За это достался ещё один пинок — прямо в лицо. Челюсть уехала вправо, во рту отчетливо обозначился кисло-соленый вкус крови. Если ударят еще, будет плохо.
— Валим, — коротко скомандовал Светлицкий.
Троица уродов рванула с места, обрызгав меня напоследок холодной дождевой водой. Я вслушивался в удаляющийся грохот башмаков, отплевываясь красными слюнями, стараясь восстановить дыхание и обрывки мыслей. Судя по всему, мой спаситель, спугнувший гопников, решил не вмешиваться в разборки. На счастье, Светлицкий с шавками оказались достаточно трусоватыми.
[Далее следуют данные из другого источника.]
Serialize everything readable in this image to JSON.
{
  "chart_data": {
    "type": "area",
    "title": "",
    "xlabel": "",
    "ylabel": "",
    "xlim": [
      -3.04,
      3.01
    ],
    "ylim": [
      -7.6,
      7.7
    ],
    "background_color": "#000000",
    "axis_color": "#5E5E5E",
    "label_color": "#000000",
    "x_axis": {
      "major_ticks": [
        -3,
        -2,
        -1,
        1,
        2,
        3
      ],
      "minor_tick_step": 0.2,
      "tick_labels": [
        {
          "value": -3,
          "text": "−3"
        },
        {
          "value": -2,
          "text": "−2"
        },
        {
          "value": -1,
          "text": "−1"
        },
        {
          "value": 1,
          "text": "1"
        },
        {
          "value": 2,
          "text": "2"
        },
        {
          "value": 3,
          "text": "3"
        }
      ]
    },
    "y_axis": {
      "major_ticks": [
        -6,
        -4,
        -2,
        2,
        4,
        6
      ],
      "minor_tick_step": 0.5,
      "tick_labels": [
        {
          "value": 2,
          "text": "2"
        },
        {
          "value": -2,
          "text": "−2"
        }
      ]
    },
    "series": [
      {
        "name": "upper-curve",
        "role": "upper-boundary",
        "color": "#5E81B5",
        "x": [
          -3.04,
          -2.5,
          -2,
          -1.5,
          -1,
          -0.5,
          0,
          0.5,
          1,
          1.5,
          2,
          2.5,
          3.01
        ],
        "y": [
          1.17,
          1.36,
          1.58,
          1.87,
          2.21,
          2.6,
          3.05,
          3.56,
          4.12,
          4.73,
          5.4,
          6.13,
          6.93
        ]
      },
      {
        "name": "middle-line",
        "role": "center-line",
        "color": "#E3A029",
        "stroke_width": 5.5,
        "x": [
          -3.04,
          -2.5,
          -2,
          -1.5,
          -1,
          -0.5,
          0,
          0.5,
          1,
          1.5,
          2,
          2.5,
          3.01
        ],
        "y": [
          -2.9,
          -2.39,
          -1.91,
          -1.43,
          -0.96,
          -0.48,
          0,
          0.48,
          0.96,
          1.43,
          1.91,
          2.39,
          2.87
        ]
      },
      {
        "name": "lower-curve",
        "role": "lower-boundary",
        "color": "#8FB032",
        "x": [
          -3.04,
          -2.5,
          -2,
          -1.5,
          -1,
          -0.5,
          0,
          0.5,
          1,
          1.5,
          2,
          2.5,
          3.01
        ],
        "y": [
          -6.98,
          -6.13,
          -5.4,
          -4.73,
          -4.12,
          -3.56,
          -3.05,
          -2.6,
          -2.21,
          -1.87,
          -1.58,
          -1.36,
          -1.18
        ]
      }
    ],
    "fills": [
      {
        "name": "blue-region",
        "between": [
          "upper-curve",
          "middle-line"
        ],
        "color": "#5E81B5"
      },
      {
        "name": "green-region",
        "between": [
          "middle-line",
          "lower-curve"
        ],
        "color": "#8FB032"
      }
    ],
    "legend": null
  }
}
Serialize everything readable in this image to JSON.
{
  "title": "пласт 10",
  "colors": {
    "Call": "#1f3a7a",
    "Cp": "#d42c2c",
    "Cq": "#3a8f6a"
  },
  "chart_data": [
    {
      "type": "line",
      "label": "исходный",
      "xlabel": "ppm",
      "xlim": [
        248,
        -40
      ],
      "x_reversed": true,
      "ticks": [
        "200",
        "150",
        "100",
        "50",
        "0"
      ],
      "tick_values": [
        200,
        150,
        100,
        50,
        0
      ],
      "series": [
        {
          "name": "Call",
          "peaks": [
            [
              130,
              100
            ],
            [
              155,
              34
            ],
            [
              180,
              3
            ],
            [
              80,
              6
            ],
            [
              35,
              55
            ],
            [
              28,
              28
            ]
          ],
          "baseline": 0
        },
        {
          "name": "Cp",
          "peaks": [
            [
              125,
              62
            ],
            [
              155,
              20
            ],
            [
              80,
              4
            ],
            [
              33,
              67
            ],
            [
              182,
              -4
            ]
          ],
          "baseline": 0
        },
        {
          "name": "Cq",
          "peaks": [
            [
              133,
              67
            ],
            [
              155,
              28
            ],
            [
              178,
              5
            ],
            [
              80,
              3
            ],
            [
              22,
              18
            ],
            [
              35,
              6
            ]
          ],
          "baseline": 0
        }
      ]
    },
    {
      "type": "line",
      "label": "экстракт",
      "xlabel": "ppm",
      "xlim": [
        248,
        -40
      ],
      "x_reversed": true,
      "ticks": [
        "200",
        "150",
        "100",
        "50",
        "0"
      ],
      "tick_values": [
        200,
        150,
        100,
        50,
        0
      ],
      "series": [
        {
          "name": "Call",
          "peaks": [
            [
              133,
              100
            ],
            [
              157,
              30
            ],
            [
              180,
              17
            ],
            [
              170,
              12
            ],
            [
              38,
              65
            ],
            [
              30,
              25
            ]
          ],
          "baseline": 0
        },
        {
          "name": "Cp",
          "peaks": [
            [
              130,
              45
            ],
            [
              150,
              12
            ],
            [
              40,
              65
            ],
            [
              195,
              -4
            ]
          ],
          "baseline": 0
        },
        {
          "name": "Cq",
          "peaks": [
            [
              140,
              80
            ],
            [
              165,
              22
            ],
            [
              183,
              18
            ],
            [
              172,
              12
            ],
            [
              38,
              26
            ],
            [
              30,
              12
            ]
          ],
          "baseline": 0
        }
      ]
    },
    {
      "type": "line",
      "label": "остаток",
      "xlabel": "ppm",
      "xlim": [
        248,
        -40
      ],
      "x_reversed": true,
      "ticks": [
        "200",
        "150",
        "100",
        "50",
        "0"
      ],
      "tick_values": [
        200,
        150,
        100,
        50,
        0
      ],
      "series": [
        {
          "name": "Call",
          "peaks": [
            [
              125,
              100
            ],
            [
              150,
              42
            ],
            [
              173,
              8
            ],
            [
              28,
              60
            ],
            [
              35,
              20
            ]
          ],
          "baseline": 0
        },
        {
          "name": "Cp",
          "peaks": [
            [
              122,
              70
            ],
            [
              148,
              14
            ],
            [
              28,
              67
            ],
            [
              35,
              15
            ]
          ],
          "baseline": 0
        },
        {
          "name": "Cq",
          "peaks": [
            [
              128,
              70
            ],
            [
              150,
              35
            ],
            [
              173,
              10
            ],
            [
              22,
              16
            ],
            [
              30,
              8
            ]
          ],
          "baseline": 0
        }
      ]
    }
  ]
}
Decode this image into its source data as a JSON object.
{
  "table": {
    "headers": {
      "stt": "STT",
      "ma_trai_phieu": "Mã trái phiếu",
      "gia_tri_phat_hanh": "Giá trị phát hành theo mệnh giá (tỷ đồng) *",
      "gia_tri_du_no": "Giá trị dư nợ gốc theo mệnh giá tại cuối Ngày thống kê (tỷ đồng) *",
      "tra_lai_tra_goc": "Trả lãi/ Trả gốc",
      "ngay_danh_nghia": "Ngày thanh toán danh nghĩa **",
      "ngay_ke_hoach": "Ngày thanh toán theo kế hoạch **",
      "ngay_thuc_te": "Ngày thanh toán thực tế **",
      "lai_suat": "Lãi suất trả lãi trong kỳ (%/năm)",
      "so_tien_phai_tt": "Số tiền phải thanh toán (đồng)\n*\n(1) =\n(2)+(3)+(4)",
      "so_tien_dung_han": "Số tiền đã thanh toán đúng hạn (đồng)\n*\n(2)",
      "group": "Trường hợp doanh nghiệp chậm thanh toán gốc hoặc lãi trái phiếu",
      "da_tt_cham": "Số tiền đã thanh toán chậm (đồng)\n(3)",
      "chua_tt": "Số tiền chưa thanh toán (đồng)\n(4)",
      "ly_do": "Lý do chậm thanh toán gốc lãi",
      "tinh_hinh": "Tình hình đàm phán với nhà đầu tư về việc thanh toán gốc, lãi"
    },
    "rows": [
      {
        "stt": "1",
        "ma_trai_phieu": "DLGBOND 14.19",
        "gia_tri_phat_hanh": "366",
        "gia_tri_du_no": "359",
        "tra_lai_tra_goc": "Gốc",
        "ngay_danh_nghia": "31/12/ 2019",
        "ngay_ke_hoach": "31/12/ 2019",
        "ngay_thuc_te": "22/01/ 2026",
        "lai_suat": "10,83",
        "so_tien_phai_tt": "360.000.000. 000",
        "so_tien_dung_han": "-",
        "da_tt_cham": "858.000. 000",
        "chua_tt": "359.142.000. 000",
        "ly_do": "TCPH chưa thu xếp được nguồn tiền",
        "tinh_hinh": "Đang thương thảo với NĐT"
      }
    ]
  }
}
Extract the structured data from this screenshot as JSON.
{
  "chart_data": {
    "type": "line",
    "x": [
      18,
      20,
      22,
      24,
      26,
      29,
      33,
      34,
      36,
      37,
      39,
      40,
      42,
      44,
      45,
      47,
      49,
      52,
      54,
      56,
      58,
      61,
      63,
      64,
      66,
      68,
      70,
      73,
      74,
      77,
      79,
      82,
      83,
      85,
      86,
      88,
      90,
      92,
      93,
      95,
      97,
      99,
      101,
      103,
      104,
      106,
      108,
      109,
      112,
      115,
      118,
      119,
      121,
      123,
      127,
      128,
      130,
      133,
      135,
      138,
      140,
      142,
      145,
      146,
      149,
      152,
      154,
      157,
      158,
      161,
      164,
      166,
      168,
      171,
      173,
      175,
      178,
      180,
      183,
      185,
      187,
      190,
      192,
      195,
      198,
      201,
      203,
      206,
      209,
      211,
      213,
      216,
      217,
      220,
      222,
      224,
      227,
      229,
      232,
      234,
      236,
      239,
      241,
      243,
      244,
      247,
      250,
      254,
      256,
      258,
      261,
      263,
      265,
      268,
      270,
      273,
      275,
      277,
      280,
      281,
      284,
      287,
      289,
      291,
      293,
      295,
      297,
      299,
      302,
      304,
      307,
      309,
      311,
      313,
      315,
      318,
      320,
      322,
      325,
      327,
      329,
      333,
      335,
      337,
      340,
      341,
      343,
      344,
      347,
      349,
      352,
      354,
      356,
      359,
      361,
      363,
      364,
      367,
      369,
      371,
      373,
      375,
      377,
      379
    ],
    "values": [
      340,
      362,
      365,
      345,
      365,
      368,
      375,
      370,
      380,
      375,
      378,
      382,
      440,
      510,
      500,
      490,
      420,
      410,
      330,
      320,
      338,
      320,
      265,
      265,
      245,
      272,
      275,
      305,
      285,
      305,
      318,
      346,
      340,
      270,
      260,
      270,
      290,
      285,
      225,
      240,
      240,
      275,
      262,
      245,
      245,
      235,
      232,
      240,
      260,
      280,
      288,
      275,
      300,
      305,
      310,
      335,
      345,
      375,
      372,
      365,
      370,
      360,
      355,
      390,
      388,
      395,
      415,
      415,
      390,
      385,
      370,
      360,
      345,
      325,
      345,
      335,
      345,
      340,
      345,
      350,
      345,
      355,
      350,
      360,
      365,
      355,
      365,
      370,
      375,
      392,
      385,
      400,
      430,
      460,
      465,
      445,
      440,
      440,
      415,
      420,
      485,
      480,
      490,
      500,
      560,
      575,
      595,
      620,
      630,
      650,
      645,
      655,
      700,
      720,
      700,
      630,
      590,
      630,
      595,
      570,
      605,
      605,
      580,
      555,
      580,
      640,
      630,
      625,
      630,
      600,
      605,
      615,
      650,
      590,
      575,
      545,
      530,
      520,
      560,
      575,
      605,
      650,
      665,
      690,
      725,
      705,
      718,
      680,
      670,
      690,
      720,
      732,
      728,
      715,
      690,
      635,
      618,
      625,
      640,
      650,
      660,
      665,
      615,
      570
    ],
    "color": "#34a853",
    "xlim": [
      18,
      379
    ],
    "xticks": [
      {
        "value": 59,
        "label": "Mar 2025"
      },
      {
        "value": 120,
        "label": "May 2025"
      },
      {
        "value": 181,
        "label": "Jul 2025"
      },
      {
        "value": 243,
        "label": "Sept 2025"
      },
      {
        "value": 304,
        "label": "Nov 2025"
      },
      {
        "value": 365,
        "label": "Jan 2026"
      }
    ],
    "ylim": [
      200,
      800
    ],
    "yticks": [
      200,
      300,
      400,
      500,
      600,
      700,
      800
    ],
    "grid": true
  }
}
«Надо позвонить Иве. Или Русу. Очень плохо».
Пароль на новеньком смартфоне (купил-таки с зарплаты) удалось набрать не сразу — пальцы дрожали от боли. Первой в списке контактов шла Иволга, так что её я и набрал.
— Ты там чего, решил укорениться? — раздалось из трубки.
— Ив, помоги. Я лежу в гаражах.
— Что?!
Я попытался повторить, но мир вдруг сузился до отдалённой точки, а потом и вовсе погас.
— Да что ж ты такой тяжёлый!
— Нам его только до машины тащить.
— Всё равно!
Свет медленно возвращался ко мне, дополняя собой звуки. Небо раскачивалось над головой, и с каждым движением влево-вправо бедро отзывалось острой болью.
— Не качайте меня.
— Не качай его, — повторил Рус.
— Ладно, ладно! — отозвалась Иволга.
Качка прекратилась. Я снова отключился.
— Кладём на пол!
— А че не на кровать?
— Того. Не спорь.
Под спиной очутился ворс ковра. Я снова пришёл в себя, но шевелиться пока не мог и не хотел.
— Его надо раздеть. Выйдешь?
— Ты такое солнышко! Ну, чего я там не видела?
— Я думал, многого!
— Ты неправильно думал. Приподними-ка его, стяну джинсы.
Я повернулся на голоса и открыл глаза.
— Сам справлюсь, — открывать рот до конца я не мог, челюсть после удара по ней так и не вернулась на место.
— Надо же! — покачала головой мелкая. — Обычно ты не против, когда я предлагаю!
— Заткнись, — невольно улыбнулся я, расстегивая ремень.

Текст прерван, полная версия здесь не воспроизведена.